Прилетело вдруг мне в спину, и я резко остановился будто налетел на стену, но не обернулся и весь обратился вслух, ловя каждое его слово.

- Ты превратился в прекрасного, сильного и духом, и сердцем, мужчину. Ты вырос смелым и твердым, но добросердечным и нежным с близкими людьми. Ты всегда был и остаешься отличным, верным и искренним другом. Даже завидую немного тем, кто рядом с тобой. И да, ты прав, я сам все разрушил, своими собственными руками, заслужил твою ненависть... Но до конца своих дней во мне будет теплиться надежда, что на месте пепелища еще появится новая жизнь.

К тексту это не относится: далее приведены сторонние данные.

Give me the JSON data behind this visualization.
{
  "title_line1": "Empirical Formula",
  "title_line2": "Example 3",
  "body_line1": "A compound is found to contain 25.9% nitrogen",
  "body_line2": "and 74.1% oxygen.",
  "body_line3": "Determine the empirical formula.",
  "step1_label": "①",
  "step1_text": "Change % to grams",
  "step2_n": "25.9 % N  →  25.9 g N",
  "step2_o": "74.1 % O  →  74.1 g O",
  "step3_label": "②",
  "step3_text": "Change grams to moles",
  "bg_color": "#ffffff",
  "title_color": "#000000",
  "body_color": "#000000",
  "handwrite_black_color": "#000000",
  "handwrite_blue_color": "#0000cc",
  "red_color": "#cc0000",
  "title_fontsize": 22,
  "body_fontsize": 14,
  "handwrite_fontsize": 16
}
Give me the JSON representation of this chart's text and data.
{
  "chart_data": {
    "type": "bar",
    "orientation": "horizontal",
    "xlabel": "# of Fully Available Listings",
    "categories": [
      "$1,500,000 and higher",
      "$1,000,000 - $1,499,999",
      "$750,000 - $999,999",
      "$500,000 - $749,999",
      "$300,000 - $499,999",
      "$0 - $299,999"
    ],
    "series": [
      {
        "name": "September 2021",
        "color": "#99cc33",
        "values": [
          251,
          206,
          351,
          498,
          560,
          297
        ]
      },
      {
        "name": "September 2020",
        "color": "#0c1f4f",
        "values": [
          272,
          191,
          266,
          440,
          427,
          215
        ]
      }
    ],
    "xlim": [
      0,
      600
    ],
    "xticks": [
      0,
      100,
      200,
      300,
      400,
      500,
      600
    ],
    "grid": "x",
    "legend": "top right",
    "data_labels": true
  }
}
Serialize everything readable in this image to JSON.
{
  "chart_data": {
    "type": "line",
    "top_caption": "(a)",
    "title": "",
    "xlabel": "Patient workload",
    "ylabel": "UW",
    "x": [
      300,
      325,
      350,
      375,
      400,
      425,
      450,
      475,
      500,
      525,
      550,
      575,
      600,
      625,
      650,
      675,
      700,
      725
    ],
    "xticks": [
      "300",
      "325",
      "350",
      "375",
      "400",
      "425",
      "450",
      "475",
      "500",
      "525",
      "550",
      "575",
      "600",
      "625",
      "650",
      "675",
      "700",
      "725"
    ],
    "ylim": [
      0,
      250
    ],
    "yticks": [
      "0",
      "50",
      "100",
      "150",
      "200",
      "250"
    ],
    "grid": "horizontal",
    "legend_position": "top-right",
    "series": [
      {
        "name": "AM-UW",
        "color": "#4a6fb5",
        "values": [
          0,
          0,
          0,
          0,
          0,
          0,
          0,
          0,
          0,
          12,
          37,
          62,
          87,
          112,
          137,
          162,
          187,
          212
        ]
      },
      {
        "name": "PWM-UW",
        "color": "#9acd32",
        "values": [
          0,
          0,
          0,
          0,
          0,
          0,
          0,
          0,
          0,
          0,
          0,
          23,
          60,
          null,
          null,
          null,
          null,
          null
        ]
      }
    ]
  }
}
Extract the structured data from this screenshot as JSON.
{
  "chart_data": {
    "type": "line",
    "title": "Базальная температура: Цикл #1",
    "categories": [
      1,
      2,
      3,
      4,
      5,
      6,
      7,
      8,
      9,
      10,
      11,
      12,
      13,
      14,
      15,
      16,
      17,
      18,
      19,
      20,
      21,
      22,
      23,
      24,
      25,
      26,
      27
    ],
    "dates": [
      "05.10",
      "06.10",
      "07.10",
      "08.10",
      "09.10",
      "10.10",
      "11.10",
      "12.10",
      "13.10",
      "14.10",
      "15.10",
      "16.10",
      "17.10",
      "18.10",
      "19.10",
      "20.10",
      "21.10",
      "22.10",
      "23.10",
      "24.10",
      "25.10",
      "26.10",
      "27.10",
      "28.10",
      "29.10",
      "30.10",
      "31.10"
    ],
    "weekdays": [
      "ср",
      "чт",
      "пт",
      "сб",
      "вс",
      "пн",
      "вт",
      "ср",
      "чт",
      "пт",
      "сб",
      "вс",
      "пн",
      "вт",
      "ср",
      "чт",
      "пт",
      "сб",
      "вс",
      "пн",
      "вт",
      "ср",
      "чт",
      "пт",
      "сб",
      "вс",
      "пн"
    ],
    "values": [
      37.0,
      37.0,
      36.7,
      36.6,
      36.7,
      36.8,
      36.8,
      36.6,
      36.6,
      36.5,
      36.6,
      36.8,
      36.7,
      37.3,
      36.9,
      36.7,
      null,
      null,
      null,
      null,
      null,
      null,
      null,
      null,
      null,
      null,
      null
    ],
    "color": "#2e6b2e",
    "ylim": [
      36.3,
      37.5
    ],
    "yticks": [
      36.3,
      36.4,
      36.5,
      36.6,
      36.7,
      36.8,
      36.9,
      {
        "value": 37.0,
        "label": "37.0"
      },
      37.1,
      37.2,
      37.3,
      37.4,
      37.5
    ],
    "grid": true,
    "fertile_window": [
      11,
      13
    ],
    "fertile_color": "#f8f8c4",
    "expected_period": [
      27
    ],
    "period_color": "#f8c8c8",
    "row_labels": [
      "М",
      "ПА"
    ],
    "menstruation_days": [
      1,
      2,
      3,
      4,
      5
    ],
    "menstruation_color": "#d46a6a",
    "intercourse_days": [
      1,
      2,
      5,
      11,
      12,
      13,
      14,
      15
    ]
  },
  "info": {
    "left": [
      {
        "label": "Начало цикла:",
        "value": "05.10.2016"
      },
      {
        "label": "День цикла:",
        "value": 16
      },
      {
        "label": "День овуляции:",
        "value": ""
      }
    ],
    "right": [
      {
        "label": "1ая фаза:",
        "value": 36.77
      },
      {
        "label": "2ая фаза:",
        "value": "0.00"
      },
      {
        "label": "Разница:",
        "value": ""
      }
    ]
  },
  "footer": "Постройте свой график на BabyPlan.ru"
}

Глаза защипало: голос отца был тихим и надломленным. В его словах отчетливо были слышны вся боль страданий и тяжесть его поступков. Я их прочувствовал каждой клеткой, каждым нервным окончанием, каждым гулким стуком сердца в грудине. А еще понимал его, как никто другой - ведь три года назад я поступил точно так же: выбрал себя.

Так чем я лучше него? Ничем. Мы одинаково хотели сбежать от кошмара, в который превратилась наша жизнь, выбраться из кругов ада, которые точно карусель вертели нас на своей оси до тошноты и не отпускали. Мы оба хотели жить, а не существовать.

Имел ли я право его осуждать и наказывать своим презрением до самого конца?..

Думаю, где-то глубоко внутри своего сознания я уже простил отца, принял это прошлое и отпустил его. Ведь прошлое должно оставаться в прошлом, верно? Чтобы жить и двигаться вперед, не нужно тащить за собой груз обид, дурных воспоминаний и жгучих слез - это же как добровольно себя в кандалы заковать.

- Я не ненавижу тебя. Просто подпустить к себе близко пока не готов, мне нужно время. - Сказал я, не поворачиваясь к отцу лицом, и широким шагом отправился в номер. Отец остался сидеть неподвижно во дворе, ничего мне не ответив.

Спасибо тебе, Эдди. Ты таки усвоил некоторые жизненные уроки.